Elderly migrant (漂族老人：Piāo Zú Lǎo Rén) refer to senior citizens who leave their hometowns for big cities to reunite with their children. The population of the elderly migrants has increased dramatically in recent years because of the continuous flow of the workforce migrating from small villages and towns to big cities such as Beijing, Shanghai and Guangzhou.
Elderly migrants make up more and more of the country’s senior population – 144 million people are over 60, or 10 percent of the population. But living in an unfamiliar environment is a big challenge for the elderly migrants, who face much loneliness and many inconveniences. They are often embarrassed by their heavy accents, feel uneasy about showing their identity cards because their residential permits are not registered in the big cities and face problems with their health-care accounts, which are funded in their hometowns and impossible to transfer.

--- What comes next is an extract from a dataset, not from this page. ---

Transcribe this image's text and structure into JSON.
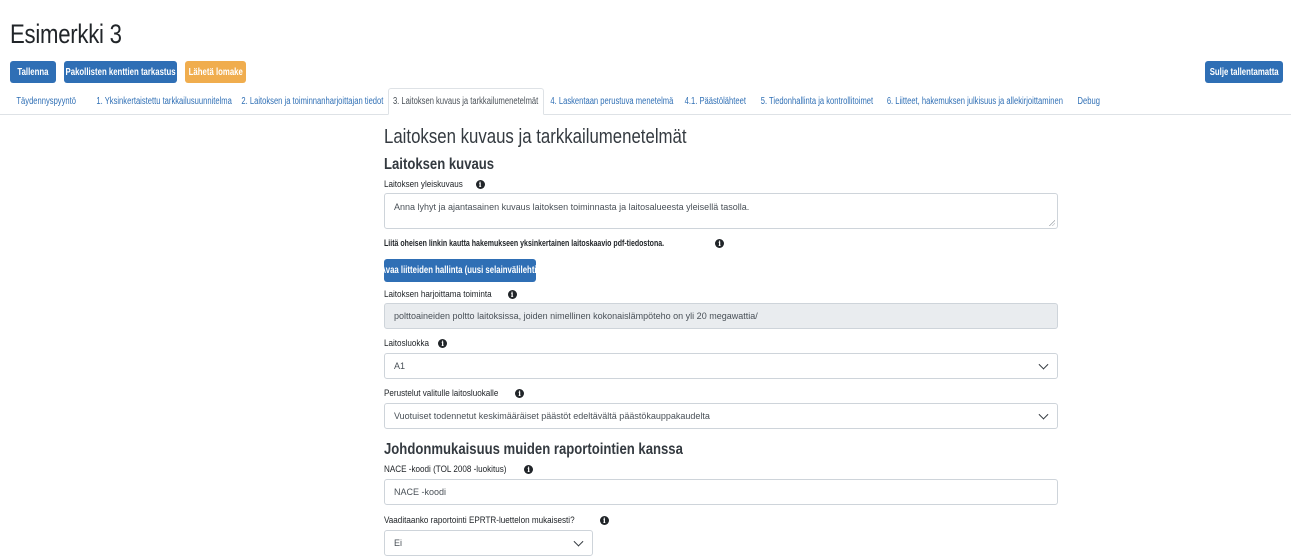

Ding Liping, a psychological professor at Hunan No. 1 Normal College, said that those seniors are prone to psychiatric diseases if they are not psychologically able to adjust to their new environments. To ensure that elderly migrants live better, some experts suggest the government take measures to guarantee the equality between the migrant and local elders. According to Xiao Tiejian, professor of social sciences at Central South University, elderly migrants should enjoy the same services provided by communities for elderly locals. The government should also carry out policies to make social welfare more accessible to them.